We see it all around us: kids mesmerized by their phones.
Whether sitting in groups or alone, kids now average over seven hours of screen time per day. Even though the recommended limit is only two hours per day, many of our children’s lives now revolve around technology. And while technology is known to limit social skills, it also impacts our children’s ability to stay grounded in the real world.
When our priorities include sustainability, equality, diversity, and personal empowerment, translating these values into our parenting style can be challenging. Add in the pull of viral social media posts, trendy Youtubers, and Fortnite, and it’s now almost impossible for kids to stay grounded in this technologically savvy landscape they can’t escape.
But that doesn’t mean there aren’t important and essential things we can do to help our kids grow up to be strong, grounded adults.
Here are a few ideas to help us unplug, recharge, and focus on what’s really important in our kids’ lives:
1. Focus on Imagination over Scripted Play
Ever build a Lego set?
It’s pages and pages of directions on how to build a model. If we don’t get this one block exactly right, the rest of the model may not fit together. It’s not about building our vision—it’s about building someone else’s vision.
And it’s the basic plot of “The Lego Movie.”

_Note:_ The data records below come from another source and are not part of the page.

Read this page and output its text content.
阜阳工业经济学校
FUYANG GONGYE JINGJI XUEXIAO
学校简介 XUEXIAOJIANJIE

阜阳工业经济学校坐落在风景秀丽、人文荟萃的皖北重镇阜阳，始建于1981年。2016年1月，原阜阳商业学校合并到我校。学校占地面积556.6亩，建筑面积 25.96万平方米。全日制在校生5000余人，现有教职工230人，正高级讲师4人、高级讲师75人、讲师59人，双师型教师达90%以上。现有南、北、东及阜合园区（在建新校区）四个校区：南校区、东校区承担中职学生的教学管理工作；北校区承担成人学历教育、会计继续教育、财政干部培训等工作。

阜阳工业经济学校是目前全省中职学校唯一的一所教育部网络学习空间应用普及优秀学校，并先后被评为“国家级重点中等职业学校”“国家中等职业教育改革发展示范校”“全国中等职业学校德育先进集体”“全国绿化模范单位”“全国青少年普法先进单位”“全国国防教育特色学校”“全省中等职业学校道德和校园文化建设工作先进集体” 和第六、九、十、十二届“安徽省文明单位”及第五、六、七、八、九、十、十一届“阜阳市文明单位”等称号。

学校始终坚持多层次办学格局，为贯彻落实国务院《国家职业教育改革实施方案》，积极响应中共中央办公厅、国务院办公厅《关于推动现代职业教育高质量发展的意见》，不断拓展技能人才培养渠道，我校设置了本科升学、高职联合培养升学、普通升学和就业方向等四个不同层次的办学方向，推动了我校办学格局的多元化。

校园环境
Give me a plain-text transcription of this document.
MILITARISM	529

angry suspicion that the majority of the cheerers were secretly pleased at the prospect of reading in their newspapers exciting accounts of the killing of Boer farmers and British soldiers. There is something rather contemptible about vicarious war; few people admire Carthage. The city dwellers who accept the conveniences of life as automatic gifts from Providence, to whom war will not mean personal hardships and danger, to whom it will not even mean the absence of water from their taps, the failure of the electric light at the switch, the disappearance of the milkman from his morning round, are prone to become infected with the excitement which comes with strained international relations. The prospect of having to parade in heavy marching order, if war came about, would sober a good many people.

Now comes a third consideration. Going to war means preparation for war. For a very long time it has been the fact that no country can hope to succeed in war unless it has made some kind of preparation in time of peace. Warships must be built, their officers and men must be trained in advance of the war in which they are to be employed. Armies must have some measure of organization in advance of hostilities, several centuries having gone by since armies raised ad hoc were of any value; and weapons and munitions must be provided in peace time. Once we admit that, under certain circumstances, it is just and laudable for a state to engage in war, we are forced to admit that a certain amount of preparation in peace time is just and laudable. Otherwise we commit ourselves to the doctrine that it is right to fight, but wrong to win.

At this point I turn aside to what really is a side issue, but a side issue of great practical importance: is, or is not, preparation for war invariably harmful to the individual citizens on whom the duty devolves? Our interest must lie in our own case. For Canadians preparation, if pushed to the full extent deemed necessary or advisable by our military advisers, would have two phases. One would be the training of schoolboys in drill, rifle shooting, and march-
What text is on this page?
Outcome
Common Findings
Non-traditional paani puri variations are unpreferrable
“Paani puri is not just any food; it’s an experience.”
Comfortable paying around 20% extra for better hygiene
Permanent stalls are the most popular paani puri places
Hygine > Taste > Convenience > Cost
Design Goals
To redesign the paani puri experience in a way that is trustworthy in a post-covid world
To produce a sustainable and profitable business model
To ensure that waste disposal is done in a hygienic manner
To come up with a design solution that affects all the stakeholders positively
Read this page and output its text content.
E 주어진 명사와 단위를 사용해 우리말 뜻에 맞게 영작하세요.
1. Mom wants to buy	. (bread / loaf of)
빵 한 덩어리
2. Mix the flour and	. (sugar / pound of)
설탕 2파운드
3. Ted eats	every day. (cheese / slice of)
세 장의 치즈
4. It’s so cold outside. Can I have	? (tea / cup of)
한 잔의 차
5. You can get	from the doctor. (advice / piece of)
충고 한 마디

Instead of trying to script or lead play, we can provide our children with imaginative toys and arts and craft supplies so they can create whatever they want. Scholastic experts share that we can also:
>> Encourage children to create new adventures for their favorite characters
>> Share different versions of familiar stories
>> Use their imagination to solve real-life challenges
This simple shift from someone else’s story to my story allows our kids to see the possibilities within themselves.
2. Forget about Participation Trophies
We tried to do a good thing. We tried to include all children in creating a fair and equal space for them to learn and grow. Instead, we over-inflated their egos to the point where many kids have become unteachable and uncoachable.
And this is a recipe for disaster.
It’s not that we don’t want to reward effort or that trophies are bad. Instead, we want to teach our kids that failure is okay and life will be challenging (because it always is). In “Teaching Your Child To Be Coachable,” sports camp experts at IMG Academy explain the pitfalls of raising uncoachable kids:
“You’ve probably seen some variation of this post on social media: ‘Un-coachable kids become unemployable adults.’ And, it’s true. A child who is disrespectful, doesn’t take criticism well, and who isn’t willing to learn will take these traits with them into the workforce.”
Encourage kids to play sports and not to quit when the games get tough or coaches criticize their skills. Send them to camps where we let go of our need to keep all negative feedback away from their tiny ears. Have open and honest discussions about how we learn from our mistakes and share how a special coach or teacher helped us overcome adversity.
And remember that a negative comment will probably be harder on us than it is on our strong and resilient children.
3. Incorporate Meditation as a Way of Life
For me, life without meditation is like being adrift in the sea without a compass.
It’s the one constant that keeps me tethered to the divine all around us and connects me with strength when I have none. And while it doesn’t always have to be that deep, it’s the practice of sitting alone with my thoughts—on my terms—that is addicting.
We live in a busy, noisy, and overwhelming world. Meditation helps us decrease anxiety and stress while increasing our inner peace. In “Challenging the Monkey Mind: Meditating with Kids,” Daniel Scharpenburg shares:
“The best way to teach a child to meditate (and an adult, for that matter) is to meditate with them. If they see their parents doing it, they can start to think of it as something that is a good idea to do. Kids often imitate or emulate their parents when they are young.”
We don’t have to make a huge deal about meditation or mindfulness when our kids are young. We don’t have to start with long chakra balancing meditations or try to engage them on deeply spiritual levels. Kids instinctively get it. Give them a few crystals to focus on and they are ready to sit and breathe quietly for short amounts of time.
And it’s a great thing to do together, even for a few minutes per day.
4. Staying Grounded in a World of Chaos
It’s not just technology that separates us from the natural world. It’s our devotion to picture-perfect living and our misguided perception that busy means productive. Yet, if we want to raise strong, grounded children, we must be strong, grounded adults.
Our kids learn from us and what we model. When we stare into a screen all day, it’s not surprising that our kids will do the same thing. When our entertainment, social connection, and self-worth are tied to slivers of technology, our kids will grow up believing that this is normal.
It’s time to get off our phones and practice exactly what we preach.